I admit it: I’m something of a virgin at craps. I’ve played before, under Tony’s expert tutelage, but the game itself has its rhythms and rules that befuddle new players. It’s easy to freeze and just “watch” and try to figure things out. But do not fear, dear readers — I will share some tips to make you more comfortable being deflowered at the craps table.
- Craps is a social game. Don’t stand there like a child molester on the other side of the chain-link fence. Talk to the staff, talk to fellow players. Encourage the shooter.
- Never hold your drink over the felt — the croupier will yell at you if you do.
- Every now and then, tip the crew with a bet.
- Watch your chips.
- Don’t try to place bets or chip in while the dice are rolling or while the dealers are settling up wins/losses. Don’t place a bet until the point is set (the marker on a number saying “on”) if you’re just approaching a table.
- When you shoot the dice, throw (don’t slide) them and make sure you bounce them off the far wall. Don’t chuck them overhand. The goal is to keep them on the table, not to bean the old guy 30 feet away. Don’t take the dice outside of the felt area, and use only one hand when touching the dice (e.g., don’t cup them and shake them). If you do accidentally toss the dice off the table, the dealers will automatically replace them — but it’s considered appropriate to yell “same dice!” to get the original pair back.
- Speaking of shooting — the dice move clockwise around the table and the same shooter throws until he craps out (i.e., rolls a 7 after the point is set, or rolls a 2, 3 or 12 before the point is set). If the shooter is to your immediate right, you’ll be next up when he craps out.
- The basic bet is the “pass line” — you are betting that the shooter will roll the point before hitting a 7. You must have a pass line bet if you are the shooter.

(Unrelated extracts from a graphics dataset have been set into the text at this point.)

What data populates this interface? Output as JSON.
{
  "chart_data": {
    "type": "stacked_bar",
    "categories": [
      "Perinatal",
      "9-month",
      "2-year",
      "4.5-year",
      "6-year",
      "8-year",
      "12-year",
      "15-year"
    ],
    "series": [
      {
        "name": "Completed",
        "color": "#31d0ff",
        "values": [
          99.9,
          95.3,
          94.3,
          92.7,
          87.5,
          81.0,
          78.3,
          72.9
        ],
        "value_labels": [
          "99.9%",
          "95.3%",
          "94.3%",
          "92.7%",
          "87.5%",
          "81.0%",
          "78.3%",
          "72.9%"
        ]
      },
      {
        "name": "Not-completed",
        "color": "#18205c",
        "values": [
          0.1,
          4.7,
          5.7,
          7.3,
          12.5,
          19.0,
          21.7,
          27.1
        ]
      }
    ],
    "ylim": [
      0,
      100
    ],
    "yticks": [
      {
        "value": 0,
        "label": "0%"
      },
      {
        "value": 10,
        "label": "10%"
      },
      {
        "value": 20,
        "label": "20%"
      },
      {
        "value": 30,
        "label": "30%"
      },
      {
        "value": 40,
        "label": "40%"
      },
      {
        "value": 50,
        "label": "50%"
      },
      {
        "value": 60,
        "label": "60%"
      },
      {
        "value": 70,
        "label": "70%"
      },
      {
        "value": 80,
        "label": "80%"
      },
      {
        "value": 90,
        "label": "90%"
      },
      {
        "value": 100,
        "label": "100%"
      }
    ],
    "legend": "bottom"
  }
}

On the come-out roll, the pass line wins if the shooter rolls 7 or 11 before making point (and loses on 2, 3 and 12). After the point is set, the pass line wins when the roller hits point and loses when the roller hits 7. The pass line always earns even money (i.e., you’ll be paid $5 on a $5 bet). A pass line bet — like all line bets — remains on the table if the player neither wins nor loses.
- The “don’t pass” bet is similar but inverse, but at most tables it’s considered bad form because you’re betting against the shooter.

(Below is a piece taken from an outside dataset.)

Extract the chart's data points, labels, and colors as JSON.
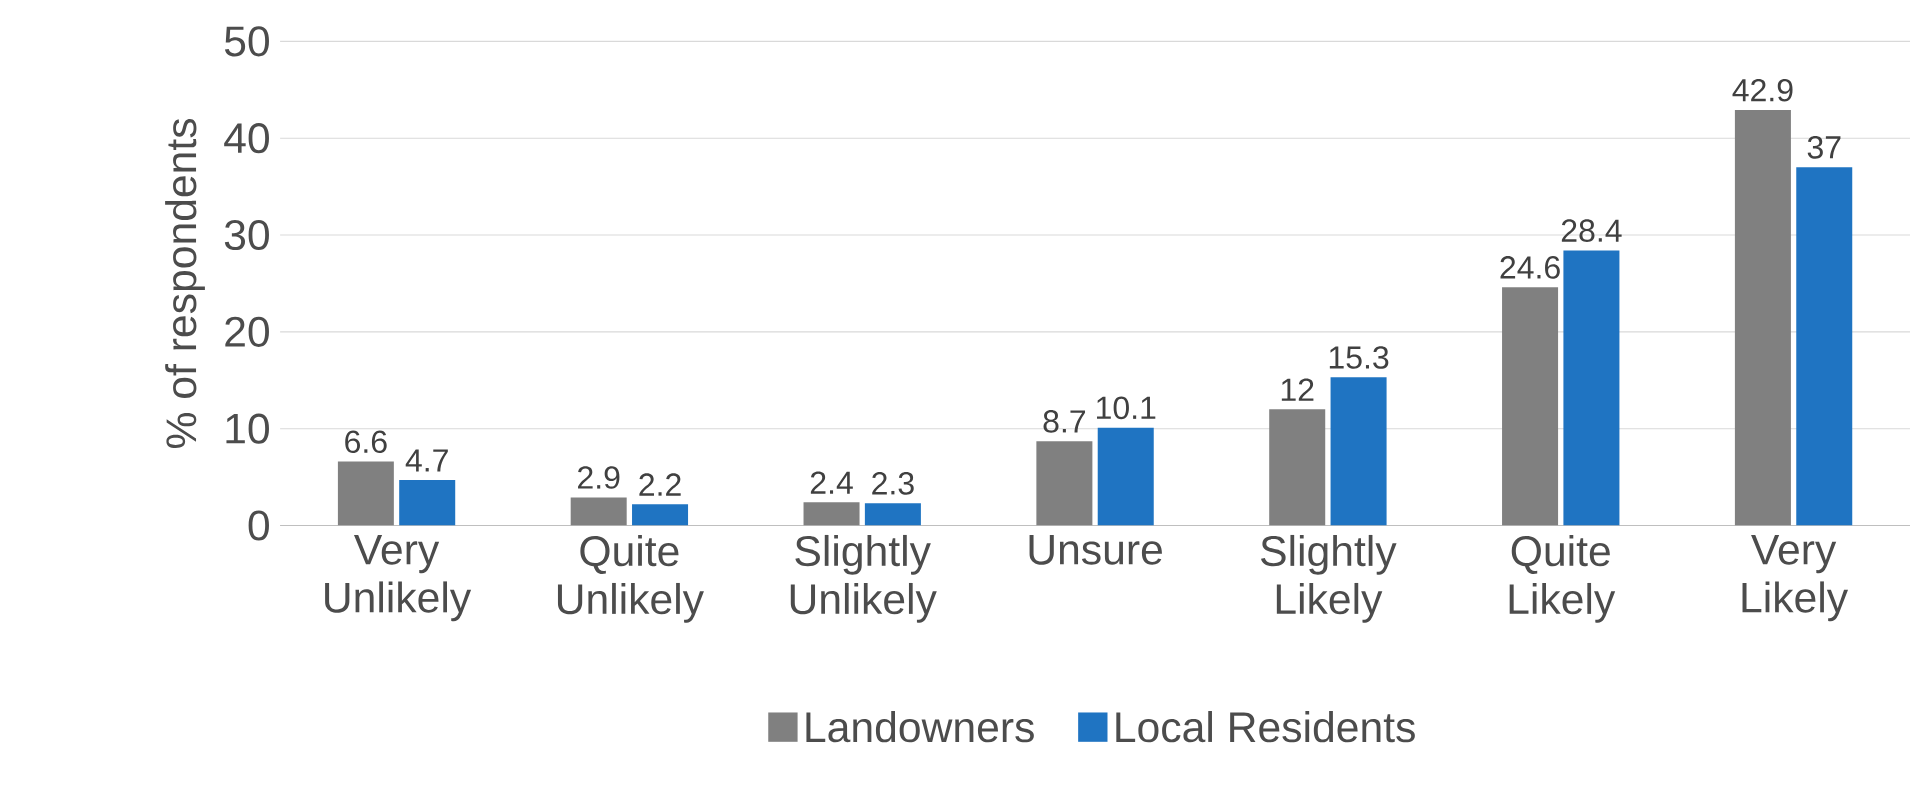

- After the point is set, you can play odds. You must have a pass-line bet to play odds. Basically, once the point is set, you can place an additional bet by placing a bet behind your pass-line bet, just off the pass line. You are betting that the dealer will roll point before rolling a 7. The odds bet pays depending on the point: This additional bet pays at the true odds of 2-to-1 if 4 or 10 is the point, 3-to-2 if 5 or 9 is the point, and 6-to-5 if 6 or 8 is the point.
- You can place a single-roll bet (only the stickman or a dealer can push your chips, so you have to request it). The bet lasts for a single roll of the dice. You can bet individual numbers or any of several combinations. Virgins: Avoid single-roll bets until you’re comfortable with the game and its rhythms.

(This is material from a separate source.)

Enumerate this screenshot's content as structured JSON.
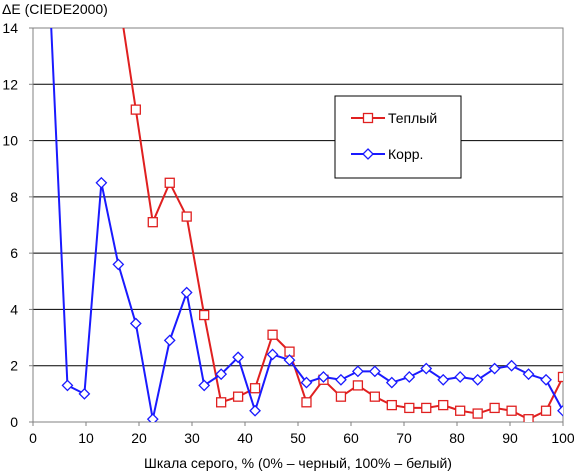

- You can place multi-roll working bets as well, usually after point is set. A “place” bet on one or more numbers will pay odds if the shooter hits that number before crapping out. Place 4/5/9/10 (the outside numbers) in $5 increments and the inside numbers of 6/8 in $6 increments to facilitate payback on the bet. A “buy” bet pays at true odds, but there is a buy commission (usually 5 percent) that the player pays — although some casinos only charge the commission on winning bets. The “lay” bet says that the number will *not* hit before the player hits craps. This one is a bit more complicated and virgins should avoid a lay bet until they’re more comfortable with the inverse mechanics of it.
- Always remember the “eye in the sky” — make sure your every action is deliberate and clearly communicated to the casino staff. Don’t lean over the table, hide chips or do anything that’s not obvious. Never hand anything to a dealer — place your chips or cash on the table and ask what you want.
- It’s bad form to leave the table with a bunch of small-denomination chips. During a natural break in play, put the chips on the center of the table and ask to “color up.”
- Tip your dealers. Either throw in some chips “for the crew” or place a bet on behalf of the crew. By tradition, a multi-roll bet will be taken off the table after a single roll if it’s a tip for the crew, but say “I control the bet” to ensure that the bet remains until it actually loses — the dealers will get any winnings while the bet is active.
Craps is a fun, social, lively game. Odds are good for players if they play conservative strategies, but the whole experience makes for a worthwhile casino experience. Try it — you’ll love it!